Presentation and rendering of images and graphics on data processing systems and user terminals, such as computers, and in particular on mobile terminals have increased tremendously the last years. For example, three-dimensional (3D) graphics and images have a number of appealing applications on such terminals, including games, 3D maps and messaging, screen savers and man-machine interfaces.
A 3D graphics rendering process typically comprises three sub-stages. Briefly, a first stage, the application stage, creates several triangles. The corners of these triangles are transformed, projected and lit in a second stage, the geometry stage. In a third stage, the rasterization stage, images, often denoted textures, can be “glued” onto the triangles, increasing the realism of the rendered image. The third stage typically also performs sorting using a z-buffer.
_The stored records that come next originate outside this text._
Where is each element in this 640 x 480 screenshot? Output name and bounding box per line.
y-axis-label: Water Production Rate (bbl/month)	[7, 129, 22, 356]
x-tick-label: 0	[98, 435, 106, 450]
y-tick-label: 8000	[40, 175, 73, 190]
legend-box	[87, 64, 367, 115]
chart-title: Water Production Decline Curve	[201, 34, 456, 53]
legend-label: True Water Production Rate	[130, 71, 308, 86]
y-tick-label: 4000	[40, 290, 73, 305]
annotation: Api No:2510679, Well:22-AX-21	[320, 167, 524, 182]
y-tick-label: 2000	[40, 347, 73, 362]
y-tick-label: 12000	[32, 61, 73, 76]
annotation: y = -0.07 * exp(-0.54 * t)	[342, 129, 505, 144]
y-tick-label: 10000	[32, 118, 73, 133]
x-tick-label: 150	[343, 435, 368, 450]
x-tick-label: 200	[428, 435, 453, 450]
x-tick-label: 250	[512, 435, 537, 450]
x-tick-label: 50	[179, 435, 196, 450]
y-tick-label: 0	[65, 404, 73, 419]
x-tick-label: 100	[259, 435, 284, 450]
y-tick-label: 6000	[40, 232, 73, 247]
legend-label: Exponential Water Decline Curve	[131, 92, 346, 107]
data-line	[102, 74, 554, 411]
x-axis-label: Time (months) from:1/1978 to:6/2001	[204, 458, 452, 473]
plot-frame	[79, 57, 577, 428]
However, rendering of images and textures, and in particular 3D images and graphics, is a computationally expensive task in terms of memory bandwidth and processing power required for the graphic systems. For example, textures are costly both in terms of memory, the textures must be placed on or cached in fast on-chip memory, and in terms of memory bandwidth, a texture can be accessed several times to draw a single pixel.
In order to reduce the bandwidth and processing power requirements, an image (texture) encoding method or system is typically employed. Such an encoding system should result in more efficient usage of expensive on-chip memory and lower memory bandwidth during rendering and, thus, in lower power consumption and/or faster rendering.
In addition to efficiently and accurately compressing and decompressing an image, there is a general desire that the texture compression and decompression systems should have the capability of managing alpha components. Such alpha components can be used to represent transparent or semi-transparent pixels or texels in the textures, which are used in a wide range of applications.
In a patent description U.S. Pat. No. 5,956,431, Iourcha et al. disclose a texture compression scheme called S3TC (S3 Texture Compression) or DXTC (DirectX Texture Compression). An image is decomposed into a number of image blocks of 4 pixels×4 pixels. Each such image block is encoded into a bit sequence of 64 bits, thus resulting in a compression rate of 4 bpp (bits per pixel). The 64-bit sequence comprises two basic colors or color codewords and a sequence of pixel indices, one index for each pixel in the image block. During decoding, a color palette of four colors is generated. The first two RGB (red, green and blue) colors of the palette correspond to the two basic colors (codewords). The two additional colors, situated between the basic colors in the RGB space, are then interpolated therefrom. Each pixel index then identifies, for each pixel, one of the four colors of the palette to use for that pixel.
During the interpolation of the two additional colors of the color palette, multiplication by ⅓ and ⅔ is performed, which is not ideal in hardware.
In addition, the compression using S3TC is relatively time consuming.
The S3TC scheme handles alpha textures as a special case. The bits are then interpreted differently in order to allow for a so-called punch-through alpha. This simple version of alpha mechanism represents each pixel as either being completely opaque or transparent. The fact that S3TC cannot handle more accurate alpha is one of the major drawbacks of the system.